ISTANBUL – CITY OF TULIPS

When at the entrance of one city you are welcomed by millions of variosly collored tulips, then you will immediately understand why someone has said that “the first impression is very important”.

Although my romance with the City of Bosphorus lasts for almost a whole decade, my recent visit was equal to a fresh falling in love complemented with the  vivid landscape of the colorful tulips. The first thing I noticed on the road from the airport to the hotel where the perfect tulips that were planted along the the highway and the main city boulevards, parks, avenues and traffic roundabouts. If that view was a pleasant surprise for me, the inhabitants of Istanbul and those who frequently travel there have been enjoying in this scenery in the last seven years. Since 2005 in the period between 7 to 29 April, Istanbul is the center of the International Tulip Festival (Lale Devri) which sends a message that the most beautiful tulips grow in Turkey, against the common conviction that the country of tulips are the Netherlands.

The festival is organized by the Istanbul Metropolitan Municipality, who wholeheartedly supports this event which gives a  special charm to the already fascinating city situated on the two continents. On several occasions the mayor of the city Kadir Topbaş has underlined  that the festival of the tulips caused a radical revolution in the city look and dramatically changed the landscape for the better. It does not only bring more visitors, but it also stimulates the producers of the tulips near Istanbul and in the remote villages that participate in the adornment of the city.

During this year festival 11.6 million tulips of 104 different species were planted, as well as 4 million other flowers that were impeccably decorated in perfect geometric shapes, waterfalls, various figures, the Turkish flag and the well-known evileye. Given the fact that this year Istanbul is the European Capital of sports, many of the tulip figures were inspired by the various sport disciplines. Exhibitions, concerts, street artists and various festivities were happening on prominent points as the Taxim and Sultanahmed Square and in the Gültepe and Gülhane parks. Various decorations with tulip motifs, ranging from diffrent trinkets to sculptures and paintings, were sold in the shops. Also there was an ongoing competition for the best photography “50 Most Beautiful tulips” which will award the best photos.

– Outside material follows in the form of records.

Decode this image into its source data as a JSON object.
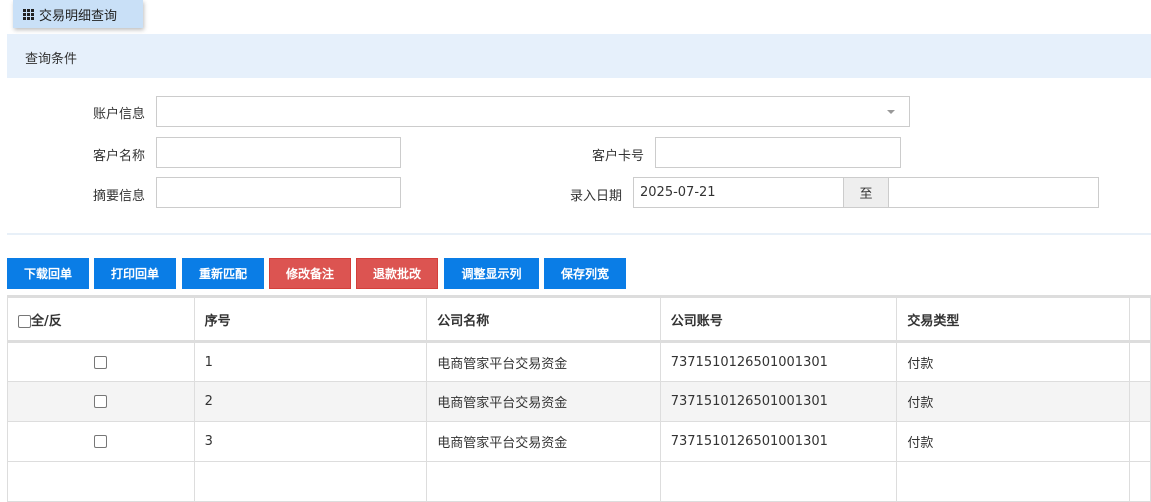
{
  "tab": {
    "title": "交易明细查询"
  },
  "panel": {
    "title": "查询条件"
  },
  "form": {
    "account_info": {
      "label": "账户信息",
      "value": ""
    },
    "customer_name": {
      "label": "客户名称",
      "value": ""
    },
    "card_no": {
      "label": "客户卡号",
      "value": ""
    },
    "summary": {
      "label": "摘要信息",
      "value": ""
    },
    "entry_date": {
      "label": "录入日期",
      "from": "2025-07-21",
      "to_label": "至",
      "to": ""
    }
  },
  "toolbar": [
    "下载回单",
    "打印回单",
    "重新匹配",
    "修改备注",
    "退款批改",
    "调整显示列",
    "保存列宽"
  ],
  "table": {
    "headers": [
      "全/反",
      "序号",
      "公司名称",
      "公司账号",
      "交易类型"
    ],
    "rows": [
      {
        "no": "1",
        "company": "电商管家平台交易资金",
        "account": "7371510126501001301",
        "type": "付款"
      },
      {
        "no": "2",
        "company": "电商管家平台交易资金",
        "account": "7371510126501001301",
        "type": "付款"
      },
      {
        "no": "3",
        "company": "电商管家平台交易资金",
        "account": "7371510126501001301",
        "type": "付款"
      }
    ]
  }
}
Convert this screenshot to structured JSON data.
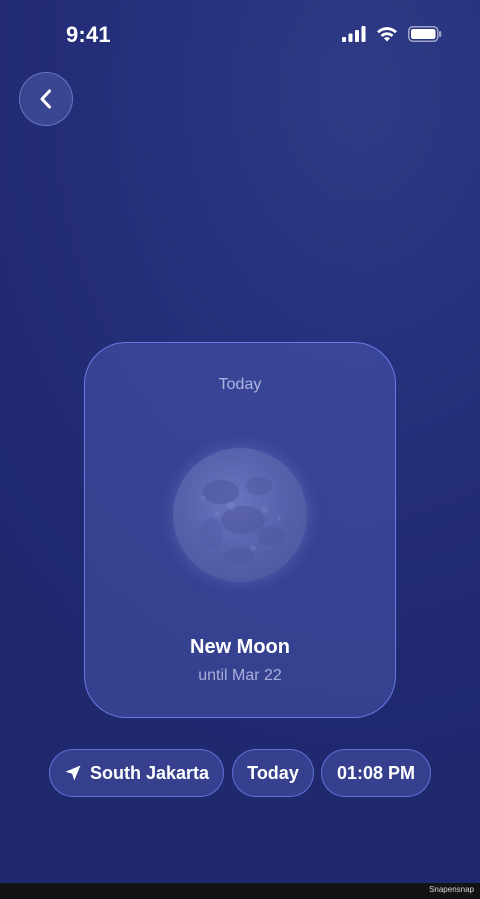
{
  "status_bar": {
    "time": "9:41",
    "icons": [
      "cellular-signal-icon",
      "wifi-icon",
      "battery-icon"
    ]
  },
  "nav": {
    "back_icon": "chevron-left-icon"
  },
  "card": {
    "label": "Today",
    "phase_name": "New Moon",
    "until_text": "until Mar 22"
  },
  "controls": {
    "location_icon": "location-arrow-icon",
    "location_label": "South Jakarta",
    "day_label": "Today",
    "time_label": "01:08 PM"
  },
  "watermark": "Snapensnap",
  "colors": {
    "background": "#232c74",
    "card_border": "#7a8cff",
    "moon": "#5862ad"
  }
}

Because of  this colourfull atmpsphere, it was real luck and pure joy  to be in Istanbul at the time of the blooming tulips whose true origin is from Turkey. Naturally, this horticultural perfection at a megalopolis such as Istanbul, made me think about how little is needed for the same flower revolution to happen in Skopje too.

THE ORIGIN OF TULIPS

Tulips (the word comes from the Persian lâhle and) originally grew wild in the Asian steppes. Although today the first association for the tulips are the Netherlands because of the largest commercial cultivation,  both the origin and the name are associated with the Ottoman Empire or more exactly with the turbans or the Ottoman Turkish tülbend, “muslin, gauze. The Turkish word for gauze, with which turbans can be wrapped, seems to have been used for the flower because a fully opened tulip was thought to resemble a turban.

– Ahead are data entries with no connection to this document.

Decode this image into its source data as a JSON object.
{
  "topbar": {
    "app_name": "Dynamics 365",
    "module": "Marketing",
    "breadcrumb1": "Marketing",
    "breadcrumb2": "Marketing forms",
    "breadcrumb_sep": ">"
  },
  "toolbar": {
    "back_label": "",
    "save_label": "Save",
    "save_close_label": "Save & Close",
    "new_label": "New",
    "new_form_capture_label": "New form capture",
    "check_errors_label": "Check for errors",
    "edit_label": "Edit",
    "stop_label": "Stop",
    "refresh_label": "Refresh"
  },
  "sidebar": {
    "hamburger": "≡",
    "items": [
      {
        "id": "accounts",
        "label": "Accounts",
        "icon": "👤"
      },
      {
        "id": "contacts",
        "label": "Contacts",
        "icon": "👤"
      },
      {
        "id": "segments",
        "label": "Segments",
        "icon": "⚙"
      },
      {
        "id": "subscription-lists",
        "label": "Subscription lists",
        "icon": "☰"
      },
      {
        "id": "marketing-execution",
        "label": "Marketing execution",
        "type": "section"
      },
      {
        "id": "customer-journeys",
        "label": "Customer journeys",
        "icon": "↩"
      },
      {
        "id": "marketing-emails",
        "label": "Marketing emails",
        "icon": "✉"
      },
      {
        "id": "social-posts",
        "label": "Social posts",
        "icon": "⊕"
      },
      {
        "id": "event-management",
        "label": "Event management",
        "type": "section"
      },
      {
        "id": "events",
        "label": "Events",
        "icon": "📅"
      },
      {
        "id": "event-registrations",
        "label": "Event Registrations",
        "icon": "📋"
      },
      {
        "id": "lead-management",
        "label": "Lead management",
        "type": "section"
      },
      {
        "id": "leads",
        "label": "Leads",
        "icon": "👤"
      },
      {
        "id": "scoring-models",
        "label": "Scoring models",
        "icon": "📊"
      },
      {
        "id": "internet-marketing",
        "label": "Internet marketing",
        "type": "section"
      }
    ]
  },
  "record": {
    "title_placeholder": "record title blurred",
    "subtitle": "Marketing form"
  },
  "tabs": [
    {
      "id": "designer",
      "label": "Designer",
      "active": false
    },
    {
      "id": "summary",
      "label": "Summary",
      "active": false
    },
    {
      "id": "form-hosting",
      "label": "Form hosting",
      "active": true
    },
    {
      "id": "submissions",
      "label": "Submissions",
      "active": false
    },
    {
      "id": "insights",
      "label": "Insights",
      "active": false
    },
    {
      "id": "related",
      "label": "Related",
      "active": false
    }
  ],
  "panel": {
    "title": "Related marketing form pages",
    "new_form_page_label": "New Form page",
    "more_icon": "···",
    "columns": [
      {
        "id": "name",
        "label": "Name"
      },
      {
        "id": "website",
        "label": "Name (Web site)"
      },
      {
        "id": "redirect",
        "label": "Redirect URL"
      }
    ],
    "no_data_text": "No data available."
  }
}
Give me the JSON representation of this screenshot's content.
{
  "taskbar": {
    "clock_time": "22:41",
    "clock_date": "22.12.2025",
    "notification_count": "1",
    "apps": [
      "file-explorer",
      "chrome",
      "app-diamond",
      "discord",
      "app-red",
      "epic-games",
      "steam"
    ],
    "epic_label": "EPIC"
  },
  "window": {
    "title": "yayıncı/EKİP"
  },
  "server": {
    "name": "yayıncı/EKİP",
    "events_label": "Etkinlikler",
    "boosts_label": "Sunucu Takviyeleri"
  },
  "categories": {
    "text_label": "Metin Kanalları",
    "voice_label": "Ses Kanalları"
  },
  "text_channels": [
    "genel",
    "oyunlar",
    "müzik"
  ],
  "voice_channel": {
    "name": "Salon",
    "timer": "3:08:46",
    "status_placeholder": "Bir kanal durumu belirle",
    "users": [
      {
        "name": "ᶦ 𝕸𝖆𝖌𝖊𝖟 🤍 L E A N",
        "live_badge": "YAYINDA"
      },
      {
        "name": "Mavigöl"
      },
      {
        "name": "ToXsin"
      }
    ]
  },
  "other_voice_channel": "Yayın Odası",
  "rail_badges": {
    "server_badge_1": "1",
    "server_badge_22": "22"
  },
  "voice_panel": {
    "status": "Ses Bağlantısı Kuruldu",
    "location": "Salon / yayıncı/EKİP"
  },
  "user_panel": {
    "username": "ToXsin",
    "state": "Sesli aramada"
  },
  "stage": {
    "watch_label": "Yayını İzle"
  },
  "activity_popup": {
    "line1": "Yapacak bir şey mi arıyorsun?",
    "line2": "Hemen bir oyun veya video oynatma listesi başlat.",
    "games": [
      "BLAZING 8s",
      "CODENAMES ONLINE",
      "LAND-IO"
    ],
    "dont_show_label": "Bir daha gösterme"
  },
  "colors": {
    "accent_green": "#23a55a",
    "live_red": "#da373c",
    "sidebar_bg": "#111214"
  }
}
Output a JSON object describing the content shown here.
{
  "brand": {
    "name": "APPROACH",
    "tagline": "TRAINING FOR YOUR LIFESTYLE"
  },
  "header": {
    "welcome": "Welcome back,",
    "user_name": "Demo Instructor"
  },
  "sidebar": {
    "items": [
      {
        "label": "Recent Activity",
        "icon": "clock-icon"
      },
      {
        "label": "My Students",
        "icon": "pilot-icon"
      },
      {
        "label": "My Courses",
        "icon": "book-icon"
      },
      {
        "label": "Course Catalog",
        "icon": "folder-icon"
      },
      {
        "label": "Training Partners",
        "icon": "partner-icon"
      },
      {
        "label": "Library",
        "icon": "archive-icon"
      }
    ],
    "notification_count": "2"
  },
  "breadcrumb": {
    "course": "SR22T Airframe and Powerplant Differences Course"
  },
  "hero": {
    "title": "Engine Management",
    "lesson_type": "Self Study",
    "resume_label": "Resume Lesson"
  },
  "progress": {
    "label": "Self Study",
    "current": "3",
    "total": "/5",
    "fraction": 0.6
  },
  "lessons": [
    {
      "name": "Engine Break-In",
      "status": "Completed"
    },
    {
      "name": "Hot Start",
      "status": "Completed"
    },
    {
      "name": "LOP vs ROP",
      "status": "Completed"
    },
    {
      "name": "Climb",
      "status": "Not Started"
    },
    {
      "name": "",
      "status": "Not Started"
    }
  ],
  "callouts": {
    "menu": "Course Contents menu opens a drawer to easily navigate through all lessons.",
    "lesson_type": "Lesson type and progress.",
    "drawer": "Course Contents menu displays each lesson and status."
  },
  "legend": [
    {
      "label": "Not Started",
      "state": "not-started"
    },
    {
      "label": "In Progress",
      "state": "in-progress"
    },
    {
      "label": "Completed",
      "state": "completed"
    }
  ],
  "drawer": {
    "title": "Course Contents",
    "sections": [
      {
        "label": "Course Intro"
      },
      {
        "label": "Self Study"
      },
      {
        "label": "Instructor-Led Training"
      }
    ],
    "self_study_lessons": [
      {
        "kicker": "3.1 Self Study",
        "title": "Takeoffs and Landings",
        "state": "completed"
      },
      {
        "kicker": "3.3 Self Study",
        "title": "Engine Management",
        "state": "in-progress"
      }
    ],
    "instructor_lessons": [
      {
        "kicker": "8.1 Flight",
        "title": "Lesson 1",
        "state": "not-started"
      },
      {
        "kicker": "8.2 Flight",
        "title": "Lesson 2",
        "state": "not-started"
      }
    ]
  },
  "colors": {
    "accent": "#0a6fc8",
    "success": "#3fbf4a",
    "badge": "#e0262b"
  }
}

The most widely accepted story is that of Oghier Ghislain de Busbecq , ambassador of Ferdinand 1 in the empire of  Suleyman the Magnificent in 1554. He noted in a letter that he saw abundance of flowers like hyacinths, narcissus and those that in Turkish were called lale. It is no coincidence that this period-the wealthiest in the Ottoman era- is called the Tulip Era (Lale Devri). In the 16th century, tulips were brought to Holland, where they became popular in a short time.